Il en est ainsi de la formation professionnelle. Si la nécessité de déployer largement la formation pour tous les travailleurs (qui doivent assumer leur entrée dans la société de la connaissance et de l’information) fait consensus (partenaires sociaux, pouvoirs publics, professionnels de la formation), cette entrée dès lors qu’il faut la rendre effective et assurer le réel déploiement d’une politique formation bienveillante et généralisée, cette volonté pose problème à toutes les organisations (entreprises comme administrations)
Déchirées entre leur volonté de préserver leurs habitudes tout en comprimant leurs coûts (la crise est là) les grandes organisations, qu’elles soient privées comme publiques, ne parviennent pas à préparer l’avenir, à investir dans les activités innovantes qui leur permettront de rebondir tout en préservant savoir faire et compétences. Innover c’est tout à la fois investir, accepter de déployer certains budgets mais aussi arbitrer entre le court terme (forcement envahissant) et le long terme (forcement lointain). Ne plus se contenter de gérer le quotidien semble hors de force pour nombre d’organisations.

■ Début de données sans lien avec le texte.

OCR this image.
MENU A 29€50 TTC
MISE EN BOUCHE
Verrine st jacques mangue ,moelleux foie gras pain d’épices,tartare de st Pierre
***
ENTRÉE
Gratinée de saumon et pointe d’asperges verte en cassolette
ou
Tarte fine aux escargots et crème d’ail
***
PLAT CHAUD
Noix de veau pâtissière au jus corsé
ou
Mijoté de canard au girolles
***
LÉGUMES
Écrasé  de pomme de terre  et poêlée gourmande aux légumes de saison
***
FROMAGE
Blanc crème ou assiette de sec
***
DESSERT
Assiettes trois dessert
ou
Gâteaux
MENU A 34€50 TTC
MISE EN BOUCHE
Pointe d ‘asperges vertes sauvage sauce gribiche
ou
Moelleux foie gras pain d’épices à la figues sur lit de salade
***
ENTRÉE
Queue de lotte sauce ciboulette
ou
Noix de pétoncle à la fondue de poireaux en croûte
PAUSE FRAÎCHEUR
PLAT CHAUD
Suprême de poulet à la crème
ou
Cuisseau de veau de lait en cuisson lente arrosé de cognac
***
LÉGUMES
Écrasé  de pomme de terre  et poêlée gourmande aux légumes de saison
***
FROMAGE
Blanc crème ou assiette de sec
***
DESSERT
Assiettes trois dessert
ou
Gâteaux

Lors des précédentes crises (et il y a une mémoire de la crise) elles avaient tendance à comprimer sur 3 postes qui étaient devenaient élastiques et pouvaient tenir lieu de soupapes :
- La formation (car former les personnes ne se voient pas tout de suite)
- La communication (pourquoi communiquer sur quoi communiquer quant tout va mal)
- La maintenance (pourquoi prévenir alors qu’on a plus les budgets ?)
En gros on arme un paquebot mais on ne l’entretient pas, on lui retire ses moyens de communication et on met à la barre un total débutant qui devra naviguer au mieux entre les récifs et les épaves de navires coulés (les concurrents).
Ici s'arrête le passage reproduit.